Split Manifest Contract
Precompute domain keys as columns. Pass only keys that the declared evaluation
must hold out; a warm-start benchmark may intentionally share entities, while a
cold-both benchmark must not.
oms data-manifest create --name study-v1 --id-column example_id \
--key-column split_group --key-column entity_or_pair_key \
--split train=splits/train.csv --split val=splits/val.csv --split test=splits/test.csv
oms data-manifest leakage --name study-v1
oms data-manifest check --name study-v1
Use standardized molecule IDs, sequence/family clusters, assay/campaign IDs,
donor/batch IDs, reaction templates, or graph entity/time keys as appropriate.

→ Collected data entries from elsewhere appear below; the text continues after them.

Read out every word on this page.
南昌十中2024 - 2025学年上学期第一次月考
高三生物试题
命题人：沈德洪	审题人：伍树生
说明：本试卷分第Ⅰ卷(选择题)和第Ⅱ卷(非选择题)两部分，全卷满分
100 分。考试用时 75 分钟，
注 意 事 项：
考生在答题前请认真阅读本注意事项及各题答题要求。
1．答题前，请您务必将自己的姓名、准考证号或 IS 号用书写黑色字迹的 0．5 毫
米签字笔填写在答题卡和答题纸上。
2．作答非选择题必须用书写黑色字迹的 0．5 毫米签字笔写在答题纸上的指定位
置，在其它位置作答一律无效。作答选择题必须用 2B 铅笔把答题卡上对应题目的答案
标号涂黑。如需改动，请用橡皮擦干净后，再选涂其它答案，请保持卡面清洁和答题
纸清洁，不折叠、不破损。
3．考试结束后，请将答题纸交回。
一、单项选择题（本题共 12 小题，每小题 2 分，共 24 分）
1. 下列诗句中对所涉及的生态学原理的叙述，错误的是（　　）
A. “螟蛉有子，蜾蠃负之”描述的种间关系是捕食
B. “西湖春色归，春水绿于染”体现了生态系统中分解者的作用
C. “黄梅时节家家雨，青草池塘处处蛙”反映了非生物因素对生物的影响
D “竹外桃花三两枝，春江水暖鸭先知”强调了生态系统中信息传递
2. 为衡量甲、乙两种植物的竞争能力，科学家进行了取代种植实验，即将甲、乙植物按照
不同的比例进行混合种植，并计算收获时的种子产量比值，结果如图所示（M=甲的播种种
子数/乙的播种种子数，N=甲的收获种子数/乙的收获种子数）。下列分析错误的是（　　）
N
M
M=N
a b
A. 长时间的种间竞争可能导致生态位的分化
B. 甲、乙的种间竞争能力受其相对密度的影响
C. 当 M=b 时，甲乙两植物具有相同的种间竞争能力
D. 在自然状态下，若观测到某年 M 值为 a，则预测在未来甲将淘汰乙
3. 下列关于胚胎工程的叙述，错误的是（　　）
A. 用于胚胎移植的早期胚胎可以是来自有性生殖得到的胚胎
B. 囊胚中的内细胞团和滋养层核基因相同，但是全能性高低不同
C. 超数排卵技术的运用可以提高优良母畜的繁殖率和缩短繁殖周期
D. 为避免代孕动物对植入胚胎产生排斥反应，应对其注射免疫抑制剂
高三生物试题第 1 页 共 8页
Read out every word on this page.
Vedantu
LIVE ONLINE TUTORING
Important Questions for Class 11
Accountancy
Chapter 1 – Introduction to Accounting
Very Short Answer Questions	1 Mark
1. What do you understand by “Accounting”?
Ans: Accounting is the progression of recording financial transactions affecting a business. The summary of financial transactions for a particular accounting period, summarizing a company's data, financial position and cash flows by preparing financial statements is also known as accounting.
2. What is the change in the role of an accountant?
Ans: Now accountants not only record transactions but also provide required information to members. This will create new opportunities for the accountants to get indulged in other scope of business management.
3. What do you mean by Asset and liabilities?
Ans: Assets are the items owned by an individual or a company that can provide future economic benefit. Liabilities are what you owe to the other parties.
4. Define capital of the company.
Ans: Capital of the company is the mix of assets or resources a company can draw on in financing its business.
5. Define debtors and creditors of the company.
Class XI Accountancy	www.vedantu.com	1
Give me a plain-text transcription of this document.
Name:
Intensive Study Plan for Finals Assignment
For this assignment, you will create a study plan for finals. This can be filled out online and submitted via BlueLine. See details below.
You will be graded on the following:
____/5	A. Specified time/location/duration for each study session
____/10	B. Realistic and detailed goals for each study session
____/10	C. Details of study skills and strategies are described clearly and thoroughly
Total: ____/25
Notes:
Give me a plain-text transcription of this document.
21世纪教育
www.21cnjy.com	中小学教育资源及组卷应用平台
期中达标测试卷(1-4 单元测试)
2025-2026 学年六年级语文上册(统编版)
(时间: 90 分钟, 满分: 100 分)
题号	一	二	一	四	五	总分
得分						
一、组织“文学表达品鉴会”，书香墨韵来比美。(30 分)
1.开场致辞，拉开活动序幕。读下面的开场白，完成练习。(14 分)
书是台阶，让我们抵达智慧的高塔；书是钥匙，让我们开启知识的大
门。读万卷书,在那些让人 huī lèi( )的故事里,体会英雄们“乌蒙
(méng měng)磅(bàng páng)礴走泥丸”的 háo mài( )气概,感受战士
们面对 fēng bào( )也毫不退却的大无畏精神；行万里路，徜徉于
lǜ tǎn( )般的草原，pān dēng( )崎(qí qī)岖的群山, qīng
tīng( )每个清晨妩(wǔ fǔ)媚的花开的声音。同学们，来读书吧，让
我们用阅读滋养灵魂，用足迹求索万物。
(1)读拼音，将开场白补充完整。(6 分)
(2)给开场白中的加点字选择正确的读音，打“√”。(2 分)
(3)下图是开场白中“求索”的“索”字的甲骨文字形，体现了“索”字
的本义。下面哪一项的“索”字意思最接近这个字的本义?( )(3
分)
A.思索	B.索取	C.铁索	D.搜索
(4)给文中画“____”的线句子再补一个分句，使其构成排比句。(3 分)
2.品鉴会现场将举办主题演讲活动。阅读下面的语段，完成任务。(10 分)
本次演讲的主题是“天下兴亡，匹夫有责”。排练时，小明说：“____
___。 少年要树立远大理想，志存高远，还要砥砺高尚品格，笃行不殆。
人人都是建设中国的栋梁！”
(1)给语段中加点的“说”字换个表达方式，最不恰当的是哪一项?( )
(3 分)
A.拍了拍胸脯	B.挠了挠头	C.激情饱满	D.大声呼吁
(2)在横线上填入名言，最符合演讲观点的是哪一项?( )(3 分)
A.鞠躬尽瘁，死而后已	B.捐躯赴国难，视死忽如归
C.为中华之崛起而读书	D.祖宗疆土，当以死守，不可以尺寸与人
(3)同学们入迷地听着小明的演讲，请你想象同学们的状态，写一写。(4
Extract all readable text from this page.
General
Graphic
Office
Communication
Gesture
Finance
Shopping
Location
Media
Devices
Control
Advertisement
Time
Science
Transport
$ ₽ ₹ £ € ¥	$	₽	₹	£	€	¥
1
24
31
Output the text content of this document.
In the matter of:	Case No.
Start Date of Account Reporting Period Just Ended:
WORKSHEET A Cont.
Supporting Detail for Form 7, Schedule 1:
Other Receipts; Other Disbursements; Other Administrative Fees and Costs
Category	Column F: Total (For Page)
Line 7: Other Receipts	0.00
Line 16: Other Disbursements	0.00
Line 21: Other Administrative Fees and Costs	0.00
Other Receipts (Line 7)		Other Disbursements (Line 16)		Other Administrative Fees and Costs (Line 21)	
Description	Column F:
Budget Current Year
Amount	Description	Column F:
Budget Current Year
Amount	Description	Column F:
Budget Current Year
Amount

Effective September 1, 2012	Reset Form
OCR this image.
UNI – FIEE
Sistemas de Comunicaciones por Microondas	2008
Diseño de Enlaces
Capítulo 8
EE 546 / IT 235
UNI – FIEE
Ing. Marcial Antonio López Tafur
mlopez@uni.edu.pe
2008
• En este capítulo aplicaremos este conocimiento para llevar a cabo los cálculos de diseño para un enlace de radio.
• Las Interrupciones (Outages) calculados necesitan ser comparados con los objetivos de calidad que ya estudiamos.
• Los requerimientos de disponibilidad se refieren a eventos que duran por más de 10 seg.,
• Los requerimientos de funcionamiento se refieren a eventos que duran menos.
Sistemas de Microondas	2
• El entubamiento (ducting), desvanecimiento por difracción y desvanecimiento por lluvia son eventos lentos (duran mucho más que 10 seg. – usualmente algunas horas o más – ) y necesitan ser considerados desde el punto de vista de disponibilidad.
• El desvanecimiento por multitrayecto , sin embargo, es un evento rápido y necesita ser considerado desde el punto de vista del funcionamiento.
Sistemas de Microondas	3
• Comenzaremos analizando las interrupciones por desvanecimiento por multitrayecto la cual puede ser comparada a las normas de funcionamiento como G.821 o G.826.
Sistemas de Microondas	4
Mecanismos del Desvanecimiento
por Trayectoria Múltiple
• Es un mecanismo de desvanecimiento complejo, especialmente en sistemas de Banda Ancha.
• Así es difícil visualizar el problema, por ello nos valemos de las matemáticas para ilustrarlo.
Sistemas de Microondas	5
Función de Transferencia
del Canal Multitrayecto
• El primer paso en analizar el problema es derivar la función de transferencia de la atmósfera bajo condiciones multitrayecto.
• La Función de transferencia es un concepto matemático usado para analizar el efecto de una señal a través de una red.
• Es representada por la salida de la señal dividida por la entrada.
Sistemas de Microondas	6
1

The manifest checks supplied keys; it does not compute chemistry or biology.
Global Stop Conditions
Stop before training when any of these is unknown:
- inference-time information boundary or deployment population;
- standardization/deduplication order and immutable entity IDs;
- split unit, group keys, temporal cutoff, or source/database snapshot;
- label units, direction, censoring, replicate policy, or negative provenance;
- train-only fit boundary for normalization, vocabulary, features, thresholds,
templates, retrieval indexes, and hyperparameter selection;
- cheap domain baseline, primary metric, subgroup slices, and OOD policy;
- feature/model version parity between training and inference.
For experimental hypotheses and result interpretation, also load
research-method. For optimizer, DDP, precision, checkpoint, or equivariant
architecture defaults, also load ml-training.